The finishing touches for this year at Wheelock, including reopening the school's library, which was closed for student access on the first day due to ongoing upgrades, will wrap up in the coming weeks, Malay said.
Kevin Sullivan of Keene, a 2nd grade teacher at Wheelock, is in his 20th year with the district. He said the new cabinets in his room made the space feel new.
"I was in here for a few days just setting everything up, and it was great to see how much it's changed the room," Sullivan said. "It's going to be great for the kids."
Elsewhere at Wheelock, excitement abounded for many of the students, as they were greeted by staff members at the front doors with high fives, fist bumps and even a few hugs.
"This year is gonna be amazing," said Principal Patty Yoerger. "Last year, we saw COVID be the driving force for a lot of these students in their lives, and now we want learning to be the driving force."
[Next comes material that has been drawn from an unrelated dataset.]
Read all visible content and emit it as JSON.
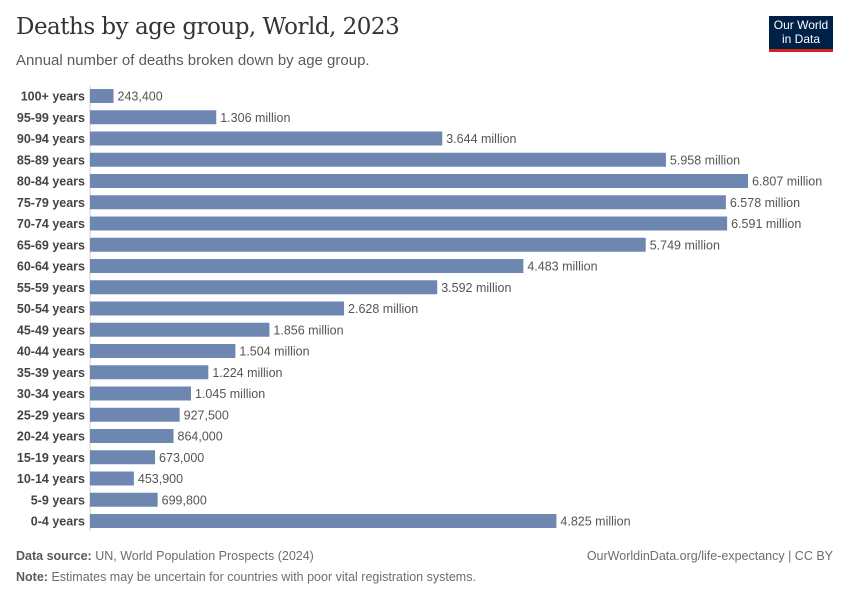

Yoerger, who is in her seventh year at Wheelock, welcomed each student by name Wednesday morning, and asked if they knew which classroom they were heading to.
"We've got about 200 students," said Yoerger. "So it's helpful to have those personal connections — to be able to greet them each day and know their names, know who their teachers are."
Over on Maple Avenue, students at Keene Middle School were eagerly chatting in the hallways amid a chorus of walkie-talkie feedback from staff welcoming students at the front doors.
"Our focus this year is to really meet these students where they're at," said Principal Deanna Zilske, who will be entering her sixth year leading the school. "We've always been centered around building community, but this year is particularly important — connecting not just the students with each other, but with their families and the staff."
Keene Middle School is structured around grade-based clusters identified by a letter, each of which has its own wing in the school. Students attend their core classes in these cluster areas, and then visit other parts of the school for their allied art, physical education and music courses.
KMS also has school-wide themes each year to help foster connections among students and staff. This year, the theme is "We Are."
"We are a community," Zilske said in her morning video message to students. "Ask yourself, who are you today, and who do you want to be tomorrow? What do you want to accomplish?"
Family and Consumer Science educator Tracey Jillson, who will be co-teaching in Cluster F reading teacher Sara Petersen's advisory this year, passed out markers to students, so they could write their names on the nametag stickers at their desks. For the first few weeks of the year, the school will have an extended advisory period, a time set aside for students to meet in small groups to receive academic and social support, at the start of each day to help students acclimate to the new year.
And in line with this year's school theme, Petersen invited her students to stand in a circle and asked two crucial questions to help build community within her advisory: What is your name, and what is your favorite dessert or sweet treat?
And while many students were just entering these buildings for the first time this year, at Keene High School on Arch Street some were already in the building prior to the first day of classes
"We had freshmen orientation yesterday, and athletes have been in the school for about a week now," Principal Cindy Gallagher said as she greeted students and families behind the school Wednesday morning.
This year's freshmen orientation program was similar to pre-COVID years, when incoming freshmen would get to meet their teachers, eat lunch in the cafeteria and visit a student club fair to learn more about the extracurricular offerings at the school.
"It's great to be back," Gallagher said. "We've got a good year ahead of us."